Hair keratins are a structural protein found in hair and fingernails and are often referred to as ‘‘hard’’ keratins. These hard keratins can be used to create gels, films, coatings, creams, and fibers and are used for multiple medical applications such as wound healing, bone regeneration and nerve repair in humans. It’s growing in popularity to use as more research on its efficacy continue to be produced and more ways of using its unique properties are discovered for both human medical and beauty products.
Keratin offers biocompatibility, which means that it is compatible with living tissue and won’t produce a toxic or otherwise adverse response when used on people or animals. It is also a biodegradable substance and will naturally break down.
Why use keratin?
Keratin is a durable, natural constituent of the mammalian body (in fact it makes up 90% of human hair, skin, and nails).
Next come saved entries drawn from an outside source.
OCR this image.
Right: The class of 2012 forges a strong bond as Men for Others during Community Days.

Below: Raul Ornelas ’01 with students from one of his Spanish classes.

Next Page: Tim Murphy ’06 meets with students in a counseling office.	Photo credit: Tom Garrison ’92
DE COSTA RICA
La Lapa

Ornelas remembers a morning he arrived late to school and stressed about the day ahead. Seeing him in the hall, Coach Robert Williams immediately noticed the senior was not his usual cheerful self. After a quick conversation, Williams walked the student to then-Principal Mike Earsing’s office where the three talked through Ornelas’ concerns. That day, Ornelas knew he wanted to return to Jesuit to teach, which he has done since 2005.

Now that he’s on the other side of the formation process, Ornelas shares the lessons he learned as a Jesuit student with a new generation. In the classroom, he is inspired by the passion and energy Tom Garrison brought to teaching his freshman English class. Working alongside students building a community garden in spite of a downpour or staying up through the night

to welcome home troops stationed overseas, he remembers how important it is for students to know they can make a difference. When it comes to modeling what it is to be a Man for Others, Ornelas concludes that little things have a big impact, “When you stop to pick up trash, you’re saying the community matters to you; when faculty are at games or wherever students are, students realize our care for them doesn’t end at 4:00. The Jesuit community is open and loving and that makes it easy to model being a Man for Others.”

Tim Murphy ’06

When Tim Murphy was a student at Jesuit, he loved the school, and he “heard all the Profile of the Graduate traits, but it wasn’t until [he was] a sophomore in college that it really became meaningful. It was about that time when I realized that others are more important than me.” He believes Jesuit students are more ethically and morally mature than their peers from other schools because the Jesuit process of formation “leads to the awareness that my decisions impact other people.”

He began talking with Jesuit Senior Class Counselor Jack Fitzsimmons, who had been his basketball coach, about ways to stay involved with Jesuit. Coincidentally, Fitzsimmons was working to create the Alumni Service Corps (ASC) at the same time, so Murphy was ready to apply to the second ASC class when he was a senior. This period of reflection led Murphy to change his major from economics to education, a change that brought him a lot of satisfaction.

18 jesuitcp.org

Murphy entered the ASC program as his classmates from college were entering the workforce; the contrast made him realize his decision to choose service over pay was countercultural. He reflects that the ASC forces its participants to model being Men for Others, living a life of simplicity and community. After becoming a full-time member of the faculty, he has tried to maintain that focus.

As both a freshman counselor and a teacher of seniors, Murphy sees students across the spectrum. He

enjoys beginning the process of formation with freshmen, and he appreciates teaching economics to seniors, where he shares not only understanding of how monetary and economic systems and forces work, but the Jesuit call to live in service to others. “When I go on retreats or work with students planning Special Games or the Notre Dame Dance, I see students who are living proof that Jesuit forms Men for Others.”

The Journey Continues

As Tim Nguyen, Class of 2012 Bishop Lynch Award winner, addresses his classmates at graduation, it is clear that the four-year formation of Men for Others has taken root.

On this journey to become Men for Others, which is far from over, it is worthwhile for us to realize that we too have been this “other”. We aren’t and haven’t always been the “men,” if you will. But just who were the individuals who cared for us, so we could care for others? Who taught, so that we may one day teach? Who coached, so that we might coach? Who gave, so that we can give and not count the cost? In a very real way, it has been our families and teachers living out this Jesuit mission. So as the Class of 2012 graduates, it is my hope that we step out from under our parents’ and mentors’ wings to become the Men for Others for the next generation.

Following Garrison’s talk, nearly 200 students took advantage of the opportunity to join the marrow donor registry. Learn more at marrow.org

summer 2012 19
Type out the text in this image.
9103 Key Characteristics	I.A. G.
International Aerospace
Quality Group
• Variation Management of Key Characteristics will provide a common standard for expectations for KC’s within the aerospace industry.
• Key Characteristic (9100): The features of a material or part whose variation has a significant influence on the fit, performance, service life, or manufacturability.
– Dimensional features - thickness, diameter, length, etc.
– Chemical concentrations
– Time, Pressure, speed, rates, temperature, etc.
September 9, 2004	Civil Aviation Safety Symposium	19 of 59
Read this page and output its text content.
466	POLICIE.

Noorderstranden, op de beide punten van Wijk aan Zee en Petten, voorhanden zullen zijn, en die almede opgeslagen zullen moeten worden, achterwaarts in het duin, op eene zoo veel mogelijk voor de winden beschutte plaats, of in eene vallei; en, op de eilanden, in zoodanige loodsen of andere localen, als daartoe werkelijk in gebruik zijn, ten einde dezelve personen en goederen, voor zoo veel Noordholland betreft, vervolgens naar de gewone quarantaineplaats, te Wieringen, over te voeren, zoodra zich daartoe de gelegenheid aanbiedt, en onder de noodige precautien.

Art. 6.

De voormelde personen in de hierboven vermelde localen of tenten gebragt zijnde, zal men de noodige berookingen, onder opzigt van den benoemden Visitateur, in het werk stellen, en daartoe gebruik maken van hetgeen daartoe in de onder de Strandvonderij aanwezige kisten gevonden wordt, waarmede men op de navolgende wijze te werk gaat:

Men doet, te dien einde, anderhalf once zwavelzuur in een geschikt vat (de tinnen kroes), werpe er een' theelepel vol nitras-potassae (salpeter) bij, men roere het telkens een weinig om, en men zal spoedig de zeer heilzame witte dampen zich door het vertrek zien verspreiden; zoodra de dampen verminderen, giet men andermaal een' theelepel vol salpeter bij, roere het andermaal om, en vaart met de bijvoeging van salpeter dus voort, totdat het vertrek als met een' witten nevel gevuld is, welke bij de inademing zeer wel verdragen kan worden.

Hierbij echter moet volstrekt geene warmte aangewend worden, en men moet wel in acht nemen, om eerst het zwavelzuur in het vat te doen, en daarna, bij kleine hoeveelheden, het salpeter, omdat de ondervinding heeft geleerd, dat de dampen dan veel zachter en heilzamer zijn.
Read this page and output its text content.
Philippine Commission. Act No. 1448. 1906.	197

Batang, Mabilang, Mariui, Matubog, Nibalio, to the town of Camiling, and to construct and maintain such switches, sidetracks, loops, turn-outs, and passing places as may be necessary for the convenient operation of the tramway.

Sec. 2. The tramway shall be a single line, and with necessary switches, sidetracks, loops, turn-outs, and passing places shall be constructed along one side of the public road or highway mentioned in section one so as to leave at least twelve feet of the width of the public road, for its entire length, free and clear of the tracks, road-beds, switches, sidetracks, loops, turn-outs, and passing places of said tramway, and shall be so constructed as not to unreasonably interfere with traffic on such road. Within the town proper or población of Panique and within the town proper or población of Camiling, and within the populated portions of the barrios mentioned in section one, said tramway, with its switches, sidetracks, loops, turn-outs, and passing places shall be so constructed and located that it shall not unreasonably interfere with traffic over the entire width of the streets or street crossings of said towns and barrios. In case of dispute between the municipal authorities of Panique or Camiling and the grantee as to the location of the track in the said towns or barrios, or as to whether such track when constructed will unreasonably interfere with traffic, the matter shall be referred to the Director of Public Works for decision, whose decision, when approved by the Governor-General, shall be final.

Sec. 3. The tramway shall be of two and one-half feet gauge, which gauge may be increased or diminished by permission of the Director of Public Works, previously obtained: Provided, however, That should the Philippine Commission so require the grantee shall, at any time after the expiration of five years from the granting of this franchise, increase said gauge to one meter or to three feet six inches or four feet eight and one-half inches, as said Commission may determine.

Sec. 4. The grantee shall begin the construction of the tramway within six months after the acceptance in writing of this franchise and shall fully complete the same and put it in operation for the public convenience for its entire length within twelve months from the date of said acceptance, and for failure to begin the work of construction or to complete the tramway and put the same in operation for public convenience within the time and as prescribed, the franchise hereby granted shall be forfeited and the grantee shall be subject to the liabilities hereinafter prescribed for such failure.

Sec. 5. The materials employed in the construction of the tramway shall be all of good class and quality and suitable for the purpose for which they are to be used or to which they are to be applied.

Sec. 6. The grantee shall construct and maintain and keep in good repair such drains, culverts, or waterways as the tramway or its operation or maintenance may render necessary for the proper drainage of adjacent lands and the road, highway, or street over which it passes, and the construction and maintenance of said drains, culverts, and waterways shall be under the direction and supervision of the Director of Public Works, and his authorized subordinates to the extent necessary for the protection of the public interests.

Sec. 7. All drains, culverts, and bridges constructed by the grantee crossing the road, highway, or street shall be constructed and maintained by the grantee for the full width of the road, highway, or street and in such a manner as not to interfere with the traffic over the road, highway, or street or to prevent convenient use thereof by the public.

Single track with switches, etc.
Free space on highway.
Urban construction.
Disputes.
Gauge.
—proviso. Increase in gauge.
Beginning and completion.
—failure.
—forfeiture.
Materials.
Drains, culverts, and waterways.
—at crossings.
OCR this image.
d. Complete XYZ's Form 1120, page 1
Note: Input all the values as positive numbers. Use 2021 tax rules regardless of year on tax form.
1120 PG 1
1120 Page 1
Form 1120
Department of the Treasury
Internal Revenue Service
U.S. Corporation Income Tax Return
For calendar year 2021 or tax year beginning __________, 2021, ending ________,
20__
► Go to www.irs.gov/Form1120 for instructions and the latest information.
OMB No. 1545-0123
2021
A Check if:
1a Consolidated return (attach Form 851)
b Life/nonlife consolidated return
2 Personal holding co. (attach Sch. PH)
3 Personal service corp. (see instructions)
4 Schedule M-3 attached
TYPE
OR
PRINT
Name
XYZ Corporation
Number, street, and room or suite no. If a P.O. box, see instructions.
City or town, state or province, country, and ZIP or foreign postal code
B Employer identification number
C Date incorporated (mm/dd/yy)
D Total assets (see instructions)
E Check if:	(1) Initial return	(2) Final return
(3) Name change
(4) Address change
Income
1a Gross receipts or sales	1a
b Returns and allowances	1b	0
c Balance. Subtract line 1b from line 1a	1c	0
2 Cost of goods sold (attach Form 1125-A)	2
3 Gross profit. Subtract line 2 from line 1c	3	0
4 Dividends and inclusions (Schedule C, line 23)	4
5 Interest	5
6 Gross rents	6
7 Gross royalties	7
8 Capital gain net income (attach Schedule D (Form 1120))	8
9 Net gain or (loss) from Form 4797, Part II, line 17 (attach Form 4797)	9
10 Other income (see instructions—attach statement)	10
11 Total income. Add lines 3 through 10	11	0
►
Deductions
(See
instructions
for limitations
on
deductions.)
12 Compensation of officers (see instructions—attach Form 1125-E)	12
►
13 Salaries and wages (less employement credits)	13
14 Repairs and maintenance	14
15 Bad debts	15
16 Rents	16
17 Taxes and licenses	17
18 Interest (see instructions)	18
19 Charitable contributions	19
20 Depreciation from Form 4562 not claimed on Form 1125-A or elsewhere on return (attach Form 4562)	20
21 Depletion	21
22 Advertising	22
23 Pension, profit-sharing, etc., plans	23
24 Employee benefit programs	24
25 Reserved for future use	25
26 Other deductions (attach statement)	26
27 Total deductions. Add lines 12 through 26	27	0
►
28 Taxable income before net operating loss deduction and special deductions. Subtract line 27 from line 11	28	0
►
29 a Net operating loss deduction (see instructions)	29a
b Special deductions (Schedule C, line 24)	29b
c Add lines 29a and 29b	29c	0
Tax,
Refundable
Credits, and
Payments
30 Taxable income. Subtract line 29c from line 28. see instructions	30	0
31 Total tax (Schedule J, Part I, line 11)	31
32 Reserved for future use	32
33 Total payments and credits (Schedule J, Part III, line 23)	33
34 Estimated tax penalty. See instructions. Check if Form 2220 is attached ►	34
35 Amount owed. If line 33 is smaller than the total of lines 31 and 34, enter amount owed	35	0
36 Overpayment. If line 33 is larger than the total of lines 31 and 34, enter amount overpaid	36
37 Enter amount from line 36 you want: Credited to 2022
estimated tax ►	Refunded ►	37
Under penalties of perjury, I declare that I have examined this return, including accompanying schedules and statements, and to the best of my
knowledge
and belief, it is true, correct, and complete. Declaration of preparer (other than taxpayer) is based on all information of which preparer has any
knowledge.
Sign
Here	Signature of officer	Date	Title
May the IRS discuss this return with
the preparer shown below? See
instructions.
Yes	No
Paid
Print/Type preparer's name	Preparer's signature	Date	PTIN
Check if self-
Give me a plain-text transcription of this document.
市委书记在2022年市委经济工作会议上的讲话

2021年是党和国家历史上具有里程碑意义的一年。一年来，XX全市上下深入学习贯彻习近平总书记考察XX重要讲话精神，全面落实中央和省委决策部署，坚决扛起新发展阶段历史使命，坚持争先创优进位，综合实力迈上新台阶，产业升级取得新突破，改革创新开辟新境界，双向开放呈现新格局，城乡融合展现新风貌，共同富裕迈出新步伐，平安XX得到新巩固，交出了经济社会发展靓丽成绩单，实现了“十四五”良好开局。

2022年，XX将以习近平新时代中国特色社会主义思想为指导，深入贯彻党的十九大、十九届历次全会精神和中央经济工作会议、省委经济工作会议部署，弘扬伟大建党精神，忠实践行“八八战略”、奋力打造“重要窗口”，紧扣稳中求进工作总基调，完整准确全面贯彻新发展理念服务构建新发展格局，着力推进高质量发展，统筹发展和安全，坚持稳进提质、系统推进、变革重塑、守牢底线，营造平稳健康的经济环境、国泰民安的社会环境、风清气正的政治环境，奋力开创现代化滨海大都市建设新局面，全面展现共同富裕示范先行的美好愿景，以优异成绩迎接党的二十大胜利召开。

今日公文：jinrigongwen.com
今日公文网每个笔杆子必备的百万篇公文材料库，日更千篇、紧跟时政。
This unique biomaterial is fundamental to the healthy development of hard and soft tissues. When applied to a wound, it provides strength and resilience to cells that form an immediate natural barrier to protect damaged skin and other tissues during healing.
Keratin is ideal as a medical, wound healing device because it creates a natural barrier to the environment, provides a moist wound bed for healing and doesn’t require additional bandaging as it stays where it is applied. Keratin is also an affordable biomaterial and one that the medical field will always have access to more of.